ニュースNews

20260714参院農水委員会で質問する石垣議員

【参院農水委】石垣のりこ議員、持続可能な種苗制度と地域農業を支える仕組みについて問う

 参院農林水産委員会で7月14日、種苗をめぐる法案について参考人質疑が行われ、参考人として、長野県農業試験場研究企画・知的財産部長の栗原潤さん、龍谷大学経済学部教授の西川芳昭さん、OKシードプロジェクト事務局長の印鑰智哉さんが意見陳述をしました。立憲民主党からは石垣のりこ議員が質問に立ち、(1)持続可能な農業と種苗制度(2)地域品種を支える仕組み(3)公的研究機関の知財収入と使命――等について参考人の見解を聞きました。

持続可能な農業と種苗制度

 石垣議員は今回の法案について、気候変動や農業資材の高い輸入依存度、農業従事者の高齢化、人口減少などを踏まえれば、食料の安定供給に必要な量を確保するための一つの手段としての意義があるとの認識を示しました。一方、持続可能な農業や地球環境を守るためには、農業と食料システムを生物学的、生態学的な視点から捉えることも重要だとして、法改正を進める上で留意すべき点を西川参考人に尋ねました。
 西川参考人は、産業的農業や食料安全保障を支える種子システムに加え、地域で自発的に農業を営む人々の活動を制限せず「作りたいもの、食べたいものを作り続けられる自由を保障する制度が必要だ」と述べました。また、有機農業については食料の恒久性を考える上で、生産性が低いという前提を考え直していく必要があり「有機農業に合った種苗の生産等も分散的な形で確保していく必要がある」と指摘しました。

地域品種を支える仕組み

 宮城県大崎市鳴子地域で生産される米「雪むすび」について、石垣議員は「こうした事例が成功事例の一つである」と評価しました。
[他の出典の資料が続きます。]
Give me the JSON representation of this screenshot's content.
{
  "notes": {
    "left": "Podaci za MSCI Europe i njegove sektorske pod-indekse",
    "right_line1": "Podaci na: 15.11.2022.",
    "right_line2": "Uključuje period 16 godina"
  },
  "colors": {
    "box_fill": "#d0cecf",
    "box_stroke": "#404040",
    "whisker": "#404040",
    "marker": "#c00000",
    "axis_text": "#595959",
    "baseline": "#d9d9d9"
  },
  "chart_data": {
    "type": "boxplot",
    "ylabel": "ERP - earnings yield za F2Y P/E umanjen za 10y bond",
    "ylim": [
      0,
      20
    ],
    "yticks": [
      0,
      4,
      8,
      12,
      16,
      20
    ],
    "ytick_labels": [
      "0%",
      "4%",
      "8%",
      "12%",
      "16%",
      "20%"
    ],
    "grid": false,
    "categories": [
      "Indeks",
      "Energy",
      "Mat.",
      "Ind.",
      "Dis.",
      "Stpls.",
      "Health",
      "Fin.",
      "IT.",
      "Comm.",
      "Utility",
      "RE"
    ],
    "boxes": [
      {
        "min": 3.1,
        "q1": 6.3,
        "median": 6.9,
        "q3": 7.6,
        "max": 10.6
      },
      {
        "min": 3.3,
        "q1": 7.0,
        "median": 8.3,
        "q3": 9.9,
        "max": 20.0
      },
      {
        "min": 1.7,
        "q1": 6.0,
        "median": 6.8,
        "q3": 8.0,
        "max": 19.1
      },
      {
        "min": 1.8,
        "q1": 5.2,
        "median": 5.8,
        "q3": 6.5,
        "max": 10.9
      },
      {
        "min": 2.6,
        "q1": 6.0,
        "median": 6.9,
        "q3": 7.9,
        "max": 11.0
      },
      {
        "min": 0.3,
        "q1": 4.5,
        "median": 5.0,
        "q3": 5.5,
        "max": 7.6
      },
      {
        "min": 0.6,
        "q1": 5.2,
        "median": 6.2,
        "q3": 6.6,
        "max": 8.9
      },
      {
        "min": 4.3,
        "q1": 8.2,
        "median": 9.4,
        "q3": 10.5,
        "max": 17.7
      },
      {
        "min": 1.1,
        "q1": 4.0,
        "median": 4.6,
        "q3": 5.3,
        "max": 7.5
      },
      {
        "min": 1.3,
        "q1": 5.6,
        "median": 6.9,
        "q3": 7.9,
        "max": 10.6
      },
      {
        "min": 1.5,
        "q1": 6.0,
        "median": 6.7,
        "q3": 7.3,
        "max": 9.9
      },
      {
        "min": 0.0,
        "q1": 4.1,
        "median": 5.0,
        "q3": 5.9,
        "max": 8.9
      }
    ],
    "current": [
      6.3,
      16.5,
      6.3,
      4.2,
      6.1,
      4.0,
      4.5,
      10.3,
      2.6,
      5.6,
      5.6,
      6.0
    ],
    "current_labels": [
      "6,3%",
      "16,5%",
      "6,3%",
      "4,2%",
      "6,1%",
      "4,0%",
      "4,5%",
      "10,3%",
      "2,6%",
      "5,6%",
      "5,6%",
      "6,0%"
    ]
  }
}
その上で、人気が高い一方で生産量が少ない現状に触れ、同様の取り組みを広げ、持続的な生産につなげるために必要な条件を西川参考人に尋ねました。
 西川参考人は「将来性のある品種を維持する公的試験場の存在、品種を栽培したい地域の農家、適正な価格で購入して生産を支える消費者の三者が連携することが重要」と説明しました。さらに、地域外の消費者が田植えなどに参加し、農業をともに体験しながら消費者が継続的に関わる仕組みも必要だと述べました。

公的研究機関の知財収入と使命

 石垣議員は、長野県が育成した果樹品種について、一定期間栽培を県内に限定した後、全国へ拡大する仕組みを取り上げました。栗原参考人は、県内限定期間に生産技術を高め、県内農家に先行者としての優位性を確保した上で、県外へ栽培を広げることで、品種の認知度と供給量を高められると説明しました。
 石垣議員は、公的研究機関の使命は「ライセンス収入を増やすことではなく、地域農業や食料政策に貢献することが基本の軸にある」と指摘しました。その上で、知的財産収入の確保に重点が置かれ過ぎないよう、公共性とのバランスをどのように保つのかを尋ねました。
 栗原参考人は、米、麦、大豆、野菜などでは地域でまとまった生産を進めることが重要であり、収入確保に傾けば制度のバランスを失うと説明しました。果樹の許諾契約についても「主な目的は種苗の流出などを防ぐことにあり、均衡を図りながら運用している」と述べました。
 石垣議員は「地域の特性に合わせた品種の開発と育成は重要だとして、今後も前に進めてほしい」と述べ、質疑を終えました。